As it can be seen from the previous paragraph, the description of the mafia state incorporates the concepts previously associated with political-economic clans, patrimonialism, and predation (top-down disposition of property relations). The element of criminality is implied, too; although the adopted political family uses the means of public authority, it also commits illegal acts. After all, no law prescribes that public monies should always go to the same person or group (of loyal clients), nor that the instruments of public authority should intensify supervision and inspections against targets or enemies of the adopted political family (let alone upon the chief patron’s order). To be more precise, the statutory definition of crimes committed by the mafia state’s leading political eliteinclude extortion, fraud, embezzlement, misappropriation, money laundering, insider trading, bribery of officials (both the active and passive forms of these last two), abuse of authority, buying influence, racketeering, etc.[8] This is exactly why the mafia state disables prosecution, or rather takes it over and activates it against targets only [→ 4.3.5.2]. In effect, criminality in the mafia state is split into authorized and unauthorized illegality, where the latter is prosecuted and the former is not [→ 5.3.4]. Thus, the accusation of criminality is done not from an external moral position but according to the regime’s existing (criminal) law, the enforcement of which is hindered by the full appropriation of the state by the adopted political family.

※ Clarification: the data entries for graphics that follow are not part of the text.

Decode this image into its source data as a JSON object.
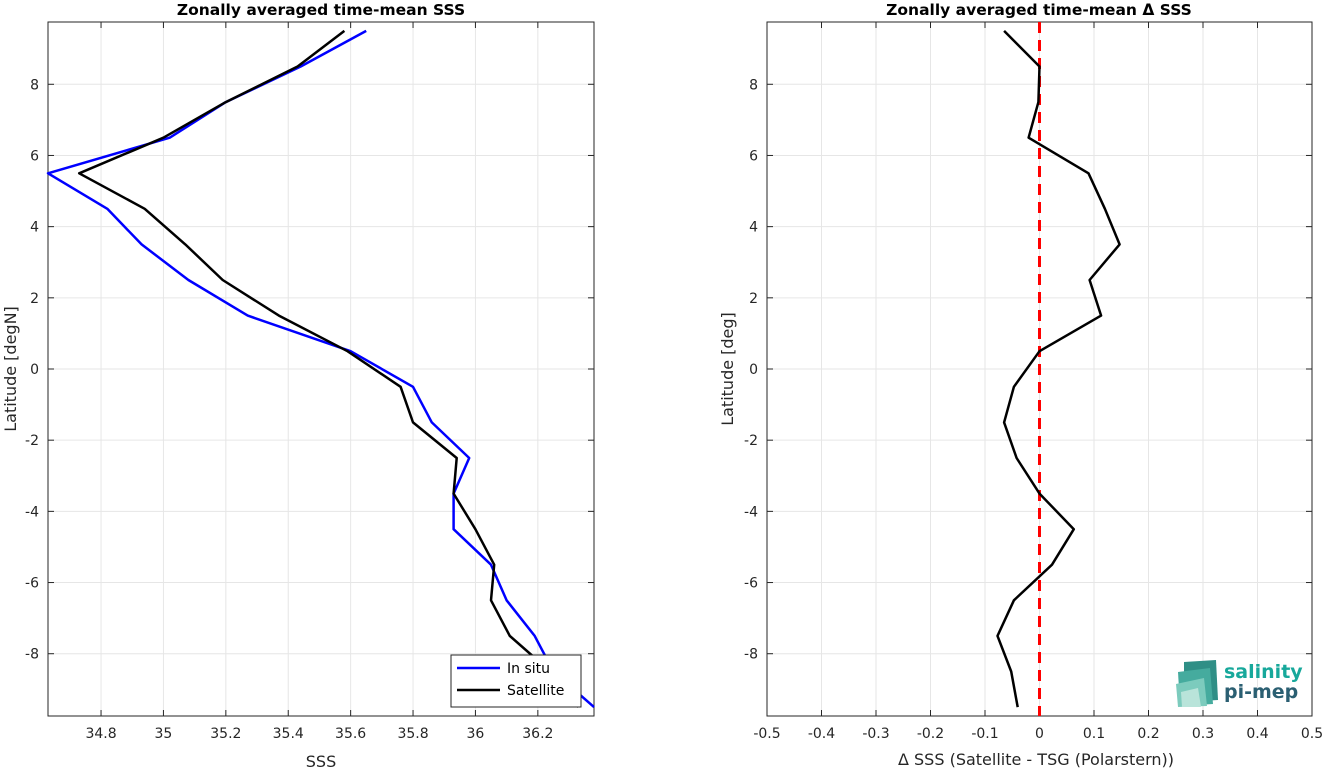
{
  "chart_data": [
    {
      "type": "line",
      "title": "Zonally averaged time-mean SSS",
      "xlabel": "SSS",
      "ylabel": "Latitude [degN]",
      "xlim": [
        34.63,
        36.38
      ],
      "ylim": [
        -9.75,
        9.75
      ],
      "xticks": [
        34.8,
        35,
        35.2,
        35.4,
        35.6,
        35.8,
        36,
        36.2
      ],
      "xtick_labels": [
        "34.8",
        "35",
        "35.2",
        "35.4",
        "35.6",
        "35.8",
        "36",
        "36.2"
      ],
      "yticks": [
        -8,
        -6,
        -4,
        -2,
        0,
        2,
        4,
        6,
        8
      ],
      "ytick_labels": [
        "-8",
        "-6",
        "-4",
        "-2",
        "0",
        "2",
        "4",
        "6",
        "8"
      ],
      "grid": true,
      "legend_position": "bottom-right",
      "series": [
        {
          "name": "In situ",
          "color": "#0000ff",
          "points": [
            [
              35.65,
              9.5
            ],
            [
              35.44,
              8.5
            ],
            [
              35.2,
              7.5
            ],
            [
              35.02,
              6.5
            ],
            [
              34.63,
              5.5
            ],
            [
              34.82,
              4.5
            ],
            [
              34.93,
              3.5
            ],
            [
              35.08,
              2.5
            ],
            [
              35.27,
              1.5
            ],
            [
              35.6,
              0.5
            ],
            [
              35.8,
              -0.5
            ],
            [
              35.86,
              -1.5
            ],
            [
              35.98,
              -2.5
            ],
            [
              35.93,
              -3.5
            ],
            [
              35.93,
              -4.5
            ],
            [
              36.05,
              -5.5
            ],
            [
              36.1,
              -6.5
            ],
            [
              36.19,
              -7.5
            ],
            [
              36.25,
              -8.5
            ],
            [
              36.38,
              -9.5
            ]
          ]
        },
        {
          "name": "Satellite",
          "color": "#000000",
          "points": [
            [
              35.58,
              9.5
            ],
            [
              35.43,
              8.5
            ],
            [
              35.2,
              7.5
            ],
            [
              35.0,
              6.5
            ],
            [
              34.73,
              5.5
            ],
            [
              34.94,
              4.5
            ],
            [
              35.07,
              3.5
            ],
            [
              35.19,
              2.5
            ],
            [
              35.37,
              1.5
            ],
            [
              35.59,
              0.5
            ],
            [
              35.76,
              -0.5
            ],
            [
              35.8,
              -1.5
            ],
            [
              35.94,
              -2.5
            ],
            [
              35.93,
              -3.5
            ],
            [
              36.0,
              -4.5
            ],
            [
              36.06,
              -5.5
            ],
            [
              36.05,
              -6.5
            ],
            [
              36.11,
              -7.5
            ],
            [
              36.24,
              -8.5
            ],
            [
              36.33,
              -9.5
            ]
          ]
        }
      ]
    },
    {
      "type": "line",
      "title": "Zonally averaged time-mean Δ SSS",
      "xlabel": "Δ SSS (Satellite - TSG (Polarstern))",
      "ylabel": "Latitude [deg]",
      "xlim": [
        -0.5,
        0.5
      ],
      "ylim": [
        -9.75,
        9.75
      ],
      "xticks": [
        -0.5,
        -0.4,
        -0.3,
        -0.2,
        -0.1,
        0,
        0.1,
        0.2,
        0.3,
        0.4,
        0.5
      ],
      "xtick_labels": [
        "-0.5",
        "-0.4",
        "-0.3",
        "-0.2",
        "-0.1",
        "0",
        "0.1",
        "0.2",
        "0.3",
        "0.4",
        "0.5"
      ],
      "yticks": [
        -8,
        -6,
        -4,
        -2,
        0,
        2,
        4,
        6,
        8
      ],
      "ytick_labels": [
        "-8",
        "-6",
        "-4",
        "-2",
        "0",
        "2",
        "4",
        "6",
        "8"
      ],
      "grid": true,
      "reference_line": {
        "x": 0,
        "color": "#ff0000",
        "style": "dashed"
      },
      "series": [
        {
          "name": "",
          "color": "#000000",
          "points": [
            [
              -0.065,
              9.5
            ],
            [
              0.0,
              8.5
            ],
            [
              -0.002,
              7.5
            ],
            [
              -0.02,
              6.5
            ],
            [
              0.09,
              5.5
            ],
            [
              0.12,
              4.5
            ],
            [
              0.147,
              3.5
            ],
            [
              0.092,
              2.5
            ],
            [
              0.113,
              1.5
            ],
            [
              0.0,
              0.5
            ],
            [
              -0.047,
              -0.5
            ],
            [
              -0.065,
              -1.5
            ],
            [
              -0.042,
              -2.5
            ],
            [
              0.0,
              -3.5
            ],
            [
              0.063,
              -4.5
            ],
            [
              0.023,
              -5.5
            ],
            [
              -0.047,
              -6.5
            ],
            [
              -0.077,
              -7.5
            ],
            [
              -0.052,
              -8.5
            ],
            [
              -0.04,
              -9.5
            ]
          ]
        }
      ]
    }
  ],
  "logo": {
    "line1": "salinity",
    "line2": "pi-mep"
  }
}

[1] The intersections between the interpretative layers of legality and state action targeting property will be shown in Table 5.9 in Chapter 5.

[2] Naím, “Mafia States”; Dickie, Mafia Republic; Wang and Blancke, “Mafia State.”

[3] Ayittey, “The Imminent Collapse of the Nigerian ‘Kill-and-Go’ Mafia State”; Harding, Mafia State.

[4] Cf. Miller, Moldova under Vladimir Plahotniuc. Also, see “criminality-based clan” in Chapter 3 [→ 3.6.2.1].

[5] Hobsbawm, Primitive Rebels, 55.

[6] There exist other definitions of “mafia”: for instance, economists define it as a private agency of protection (see Gambetta, The Sicilian Mafia.). Obviously, we do not use the concept in that sense. The reason we adopted a different definition, and particularly Hobsbawn’s, is precisely that we want to define the mafia state by the features he designated as definitive. Definitions that emphasize other features may well work in other contexts, but in the context of this book, “mafia” should be understood only in the sense we defined it above.

[7] Hobsbawm, Primitive Rebels, 40.

[8] Magyar, “The Post-Communist Mafia State as a Form of Criminal State.”